There is something paradoxical about Jordan's frequent protests that usually peak after Friday prayers. Protesters - who often focus on unemployment and economic issues - block traffic and paralyse major urban centres. The result is even more uncertainty in the economic environment; in effect, demonstrators contribute to the very problems to which they object.
That is not to say that their complaints are baseless, or can be ignored. Protesters call for everything from a crackdown on corruption, to restoration of gas subsidies, overhaul of the judiciary and electoral reform ... the list goes on and on.

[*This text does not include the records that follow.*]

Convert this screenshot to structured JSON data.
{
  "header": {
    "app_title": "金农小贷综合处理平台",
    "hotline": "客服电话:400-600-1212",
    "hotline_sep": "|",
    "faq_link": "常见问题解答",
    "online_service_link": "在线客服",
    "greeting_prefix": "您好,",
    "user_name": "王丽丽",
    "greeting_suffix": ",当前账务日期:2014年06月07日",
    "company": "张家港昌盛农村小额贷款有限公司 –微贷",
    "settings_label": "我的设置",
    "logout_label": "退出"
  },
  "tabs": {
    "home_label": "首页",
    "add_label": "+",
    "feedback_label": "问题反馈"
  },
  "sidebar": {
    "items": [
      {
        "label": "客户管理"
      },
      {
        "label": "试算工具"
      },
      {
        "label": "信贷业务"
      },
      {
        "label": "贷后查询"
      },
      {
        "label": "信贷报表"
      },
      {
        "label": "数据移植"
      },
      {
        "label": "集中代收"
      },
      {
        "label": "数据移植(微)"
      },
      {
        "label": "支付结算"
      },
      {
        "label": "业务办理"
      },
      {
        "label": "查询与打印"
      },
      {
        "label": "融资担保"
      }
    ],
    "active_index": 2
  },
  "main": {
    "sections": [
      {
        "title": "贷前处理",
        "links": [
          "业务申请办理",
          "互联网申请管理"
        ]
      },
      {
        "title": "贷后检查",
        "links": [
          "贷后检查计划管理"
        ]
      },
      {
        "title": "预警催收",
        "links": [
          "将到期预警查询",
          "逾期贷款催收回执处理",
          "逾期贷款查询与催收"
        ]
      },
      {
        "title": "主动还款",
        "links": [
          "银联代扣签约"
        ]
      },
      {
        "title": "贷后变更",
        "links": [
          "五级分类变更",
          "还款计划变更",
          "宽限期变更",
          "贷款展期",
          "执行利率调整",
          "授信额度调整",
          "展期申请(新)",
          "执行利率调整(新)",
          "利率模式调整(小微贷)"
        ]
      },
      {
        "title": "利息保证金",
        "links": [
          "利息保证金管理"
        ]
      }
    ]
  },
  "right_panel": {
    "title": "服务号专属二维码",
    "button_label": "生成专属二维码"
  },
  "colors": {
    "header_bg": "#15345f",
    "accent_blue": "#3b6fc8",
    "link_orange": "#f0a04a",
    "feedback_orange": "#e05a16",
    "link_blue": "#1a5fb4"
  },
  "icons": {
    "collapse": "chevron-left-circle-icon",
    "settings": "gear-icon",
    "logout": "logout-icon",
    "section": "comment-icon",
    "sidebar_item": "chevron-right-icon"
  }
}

There are limits, at least on the economic front, to what the government can do - further subsidies or an expansion of state-sector employment are fiscally untenable in the long term. But unemployed Jordanians in the country's under-developed south are threatening to ramp up acts of civil disobedience to capture the government's attention. "We want to step up our measures because nobody is listening to us," Rashed Al Khattab, a protester in Ma'an, told The National.
What Amman can do is address that growing sense of alienation in society. Since 2005, Jordanians have been promised change, but the pace has been very slow. The 10-year National Agenda unveiled in February 2005 was meant to be a blueprint for reforms - ranging from reducing double-digit unemployment to broadening political respresentation - but so far there has been little concrete progress.
The strategy to mollify frustration has been a series of cabinet reshuffles, which some Jordanians have seen as cosmetic fixes. As the country goes to the polls for parliamentary elections tomorrow, Islamist and youth leaders say they will boycott.
Admittedly, there are elements of the Muslim Brotherhood opposition who will object to absolutely anything and everything. Pragmatic reforms will not win those parties over, but instead should focus on the majority of Jordanians who want stability, prosperity and, as Mr Al Khattab has said, someone to listen to them.
Morocco offers something of an example. In 2011, as protests mounted, Rabat unveiled a new constitution, paving the way for a partial handover of power to elected leaders. This allowed for discussions on economic issues to occur in a less-charged environment. Morocco still has a long way to go, but Jordan must take that first step.